The Delaware Department of Correction and its medical provider Connections are seeking to improve the treatment of inmates with substance abuse disorder by making medication-assisted treatment more widely available.
DOC officials say the state has been offering medication-assisted withdrawal treatment at three of its correctional facilities since August of last year—easing inmates off of substances with short-term medication assistance.
But Connections COO Chris Devaney says the state is looking to expand that program at all level four facilities by allowing people to continue receiving their long-term medication-assisted treatment for substance abuse disorder after they’ve been incarcerated.
“They will be able to continue their treatment with their community provider while they are inside the prison system,” said Devaney. “The community provider will bring the methadone or the buprenorphine to the nurses that work in the level four facilities.”

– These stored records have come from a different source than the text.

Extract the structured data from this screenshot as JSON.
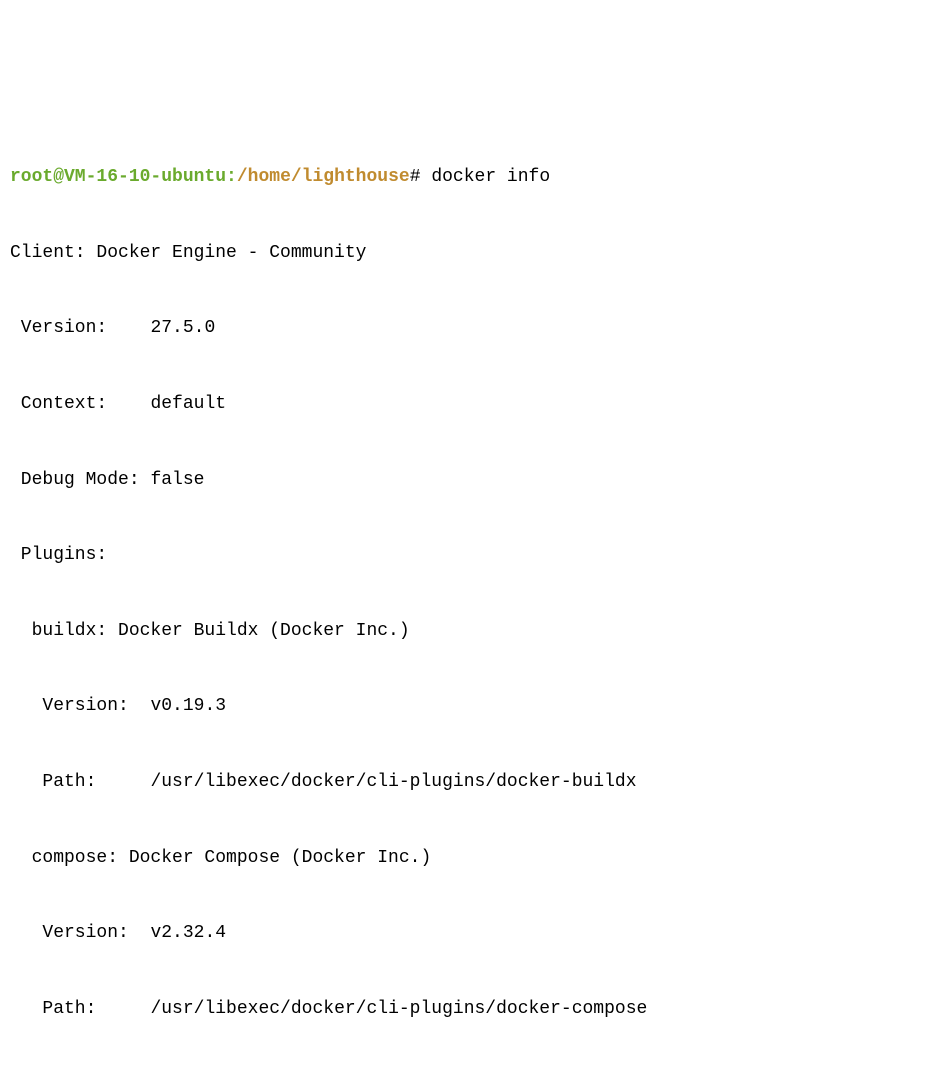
{
  "prompt": {
    "user_host": "root@VM-16-10-ubuntu",
    "colon": ":",
    "path": "/home/lighthouse",
    "hash": "#",
    "command": "docker info"
  },
  "output": {
    "client_header": "Client: Docker Engine - Community",
    "version_label": " Version:",
    "version_value": "27.5.0",
    "context_label": " Context:",
    "context_value": "default",
    "debug_label": " Debug Mode:",
    "debug_value": "false",
    "plugins_label": " Plugins:",
    "buildx_header": "  buildx: Docker Buildx (Docker Inc.)",
    "buildx_version_label": "   Version:",
    "buildx_version_value": "v0.19.3",
    "buildx_path_label": "   Path:",
    "buildx_path_value": "/usr/libexec/docker/cli-plugins/docker-buildx",
    "compose_header": "  compose: Docker Compose (Docker Inc.)",
    "compose_version_label": "   Version:",
    "compose_version_value": "v2.32.4",
    "compose_path_label": "   Path:",
    "compose_path_value": "/usr/libexec/docker/cli-plugins/docker-compose"
  }
}
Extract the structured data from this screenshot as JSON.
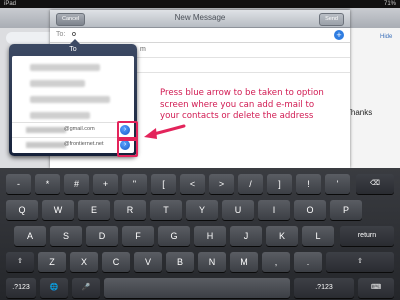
{
  "status_bar": {
    "left": "iPad",
    "time": "",
    "right": "71%"
  },
  "background": {
    "right_link": "Hide",
    "body_text": "Thanks"
  },
  "compose": {
    "title": "New Message",
    "cancel_label": "Cancel",
    "send_label": "Send",
    "to_label": "To:",
    "to_value": "o",
    "line_fragment": "m"
  },
  "popover": {
    "title": "To",
    "contacts": [
      {
        "email": "@gmail.com"
      },
      {
        "email": "@frontiernet.net"
      }
    ]
  },
  "annotation": {
    "line1": "Press blue arrow to be taken to option",
    "line2": "screen where you can add e-mail to",
    "line3": "your contacts or delete the address"
  },
  "colors": {
    "annotation": "#d11a52",
    "accent": "#2f7de1"
  },
  "icons": {
    "disclosure": "chevron-right-icon",
    "add": "plus-icon",
    "mic": "microphone-icon"
  },
  "keyboard": {
    "row1": [
      "-",
      "*",
      "#",
      "+",
      "\"",
      "[",
      "<",
      ">",
      "/",
      "]",
      "!",
      "'"
    ],
    "row2": [
      "Q",
      "W",
      "E",
      "R",
      "T",
      "Y",
      "U",
      "I",
      "O",
      "P"
    ],
    "row3": [
      "A",
      "S",
      "D",
      "F",
      "G",
      "H",
      "J",
      "K",
      "L"
    ],
    "return_label": "return",
    "row4": [
      "Z",
      "X",
      "C",
      "V",
      "B",
      "N",
      "M",
      ",",
      "."
    ],
    "numbers_label": ".?123",
    "numbers_label_right": ".?123"
  }
}
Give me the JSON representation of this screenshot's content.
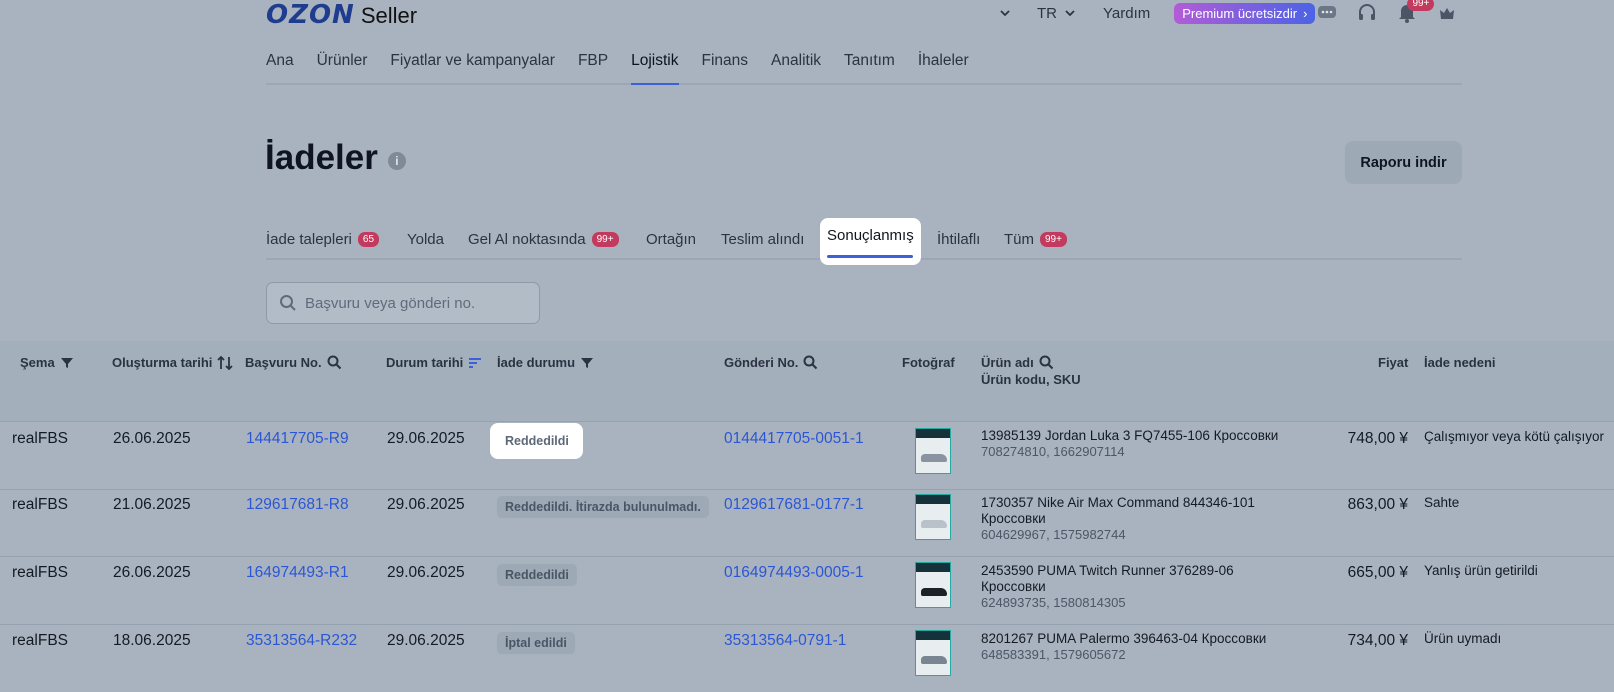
{
  "logo": {
    "brand": "OZON",
    "product": "Seller"
  },
  "topbar": {
    "lang": "TR",
    "help": "Yardım",
    "premium": "Premium ücretsizdir",
    "notif_count": "99+"
  },
  "nav": {
    "items": [
      "Ana",
      "Ürünler",
      "Fiyatlar ve kampanyalar",
      "FBP",
      "Lojistik",
      "Finans",
      "Analitik",
      "Tanıtım",
      "İhaleler"
    ],
    "active": "Lojistik"
  },
  "page": {
    "title": "İadeler",
    "report_button": "Raporu indir"
  },
  "tabs": [
    {
      "label": "İade talepleri",
      "count": "65"
    },
    {
      "label": "Yolda",
      "count": ""
    },
    {
      "label": "Gel Al noktasında",
      "count": "99+"
    },
    {
      "label": "Ortağın",
      "count": ""
    },
    {
      "label": "Teslim alındı",
      "count": ""
    },
    {
      "label": "Sonuçlanmış",
      "count": ""
    },
    {
      "label": "İhtilaflı",
      "count": ""
    },
    {
      "label": "Tüm",
      "count": "99+"
    }
  ],
  "active_tab": "Sonuçlanmış",
  "search": {
    "placeholder": "Başvuru veya gönderi no."
  },
  "table": {
    "headers": {
      "scheme": "Şema",
      "created": "Oluşturma tarihi",
      "app_no": "Başvuru No.",
      "status_date": "Durum tarihi",
      "return_status": "İade durumu",
      "shipment_no": "Gönderi No.",
      "photo": "Fotoğraf",
      "product_name": "Ürün adı",
      "product_code": "Ürün kodu, SKU",
      "price": "Fiyat",
      "reason": "İade nedeni"
    },
    "rows": [
      {
        "scheme": "realFBS",
        "created": "26.06.2025",
        "app_no": "144417705-R9",
        "status_date": "29.06.2025",
        "status": "Reddedildi",
        "shipment": "0144417705-0051-1",
        "name": "13985139 Jordan Luka 3 FQ7455-106 Кроссовки",
        "sku": "708274810, 1662907114",
        "price": "748,00 ¥",
        "reason": "Çalışmıyor veya kötü çalışıyor"
      },
      {
        "scheme": "realFBS",
        "created": "21.06.2025",
        "app_no": "129617681-R8",
        "status_date": "29.06.2025",
        "status": "Reddedildi. İtirazda bulunulmadı.",
        "shipment": "0129617681-0177-1",
        "name": "1730357 Nike Air Max Command 844346-101 Кроссовки",
        "sku": "604629967, 1575982744",
        "price": "863,00 ¥",
        "reason": "Sahte"
      },
      {
        "scheme": "realFBS",
        "created": "26.06.2025",
        "app_no": "164974493-R1",
        "status_date": "29.06.2025",
        "status": "Reddedildi",
        "shipment": "0164974493-0005-1",
        "name": "2453590 PUMA Twitch Runner 376289-06 Кроссовки",
        "sku": "624893735, 1580814305",
        "price": "665,00 ¥",
        "reason": "Yanlış ürün getirildi"
      },
      {
        "scheme": "realFBS",
        "created": "18.06.2025",
        "app_no": "35313564-R232",
        "status_date": "29.06.2025",
        "status": "İptal edildi",
        "shipment": "35313564-0791-1",
        "name": "8201267 PUMA Palermo 396463-04 Кроссовки",
        "sku": "648583391, 1579605672",
        "price": "734,00 ¥",
        "reason": "Ürün uymadı"
      }
    ]
  }
}
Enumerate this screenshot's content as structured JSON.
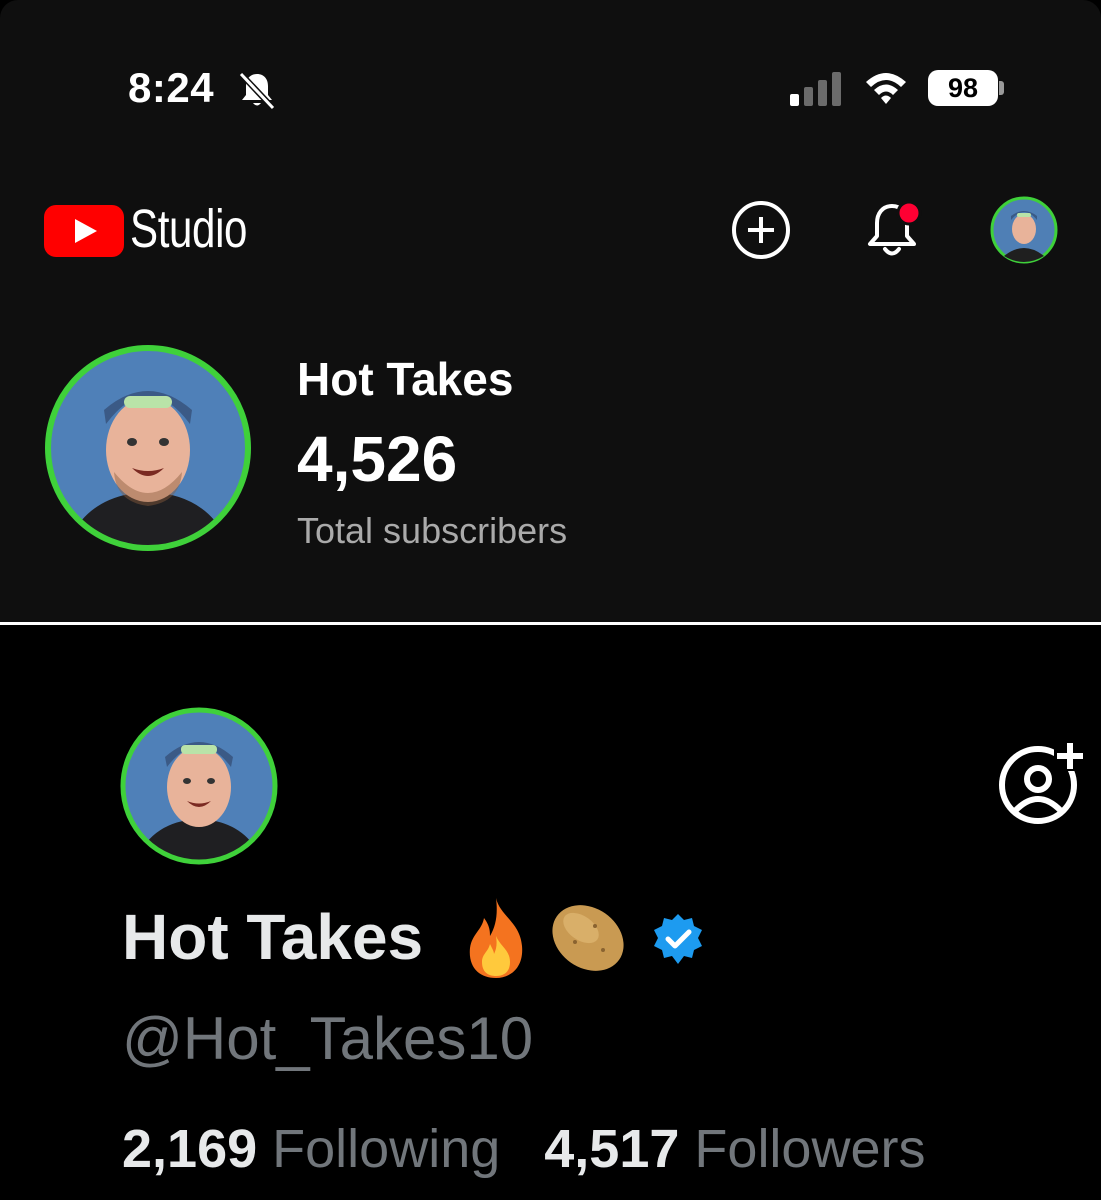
{
  "status_bar": {
    "time": "8:24",
    "battery": "98"
  },
  "studio_header": {
    "logo_text": "Studio"
  },
  "channel": {
    "name": "Hot Takes",
    "subscriber_count": "4,526",
    "subscriber_label": "Total subscribers"
  },
  "x_profile": {
    "name": "Hot Takes",
    "handle": "@Hot_Takes10",
    "following_count": "2,169",
    "following_label": "Following",
    "followers_count": "4,517",
    "followers_label": "Followers"
  },
  "colors": {
    "youtube_red": "#ff0000",
    "avatar_ring": "#3fd13a",
    "verified_blue": "#1d9bf0",
    "notification_dot": "#ff0033"
  }
}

Devaney says inmates will be evaluated to see if they require continued MAT after their release from prison, and if the inmates give consent, Connections will drive them to a clinic upon their release.
Dr. Marc Richman is Chief for the Bureau of Correctional Healthcare.
He points to the high risk of overdose for people with substance abuse disorder leaving the prison system.
“If we can get any of these guys and gals that are in our prison and jail setting the treatment they need while they are with us, they’ll have a much better opportunity to continue in the community and hopefully reduce that number of deaths,” said Richman.
The program is planned for all six of Delaware level four correctional facilities. Officials say it is expected to begin in the coming weeks.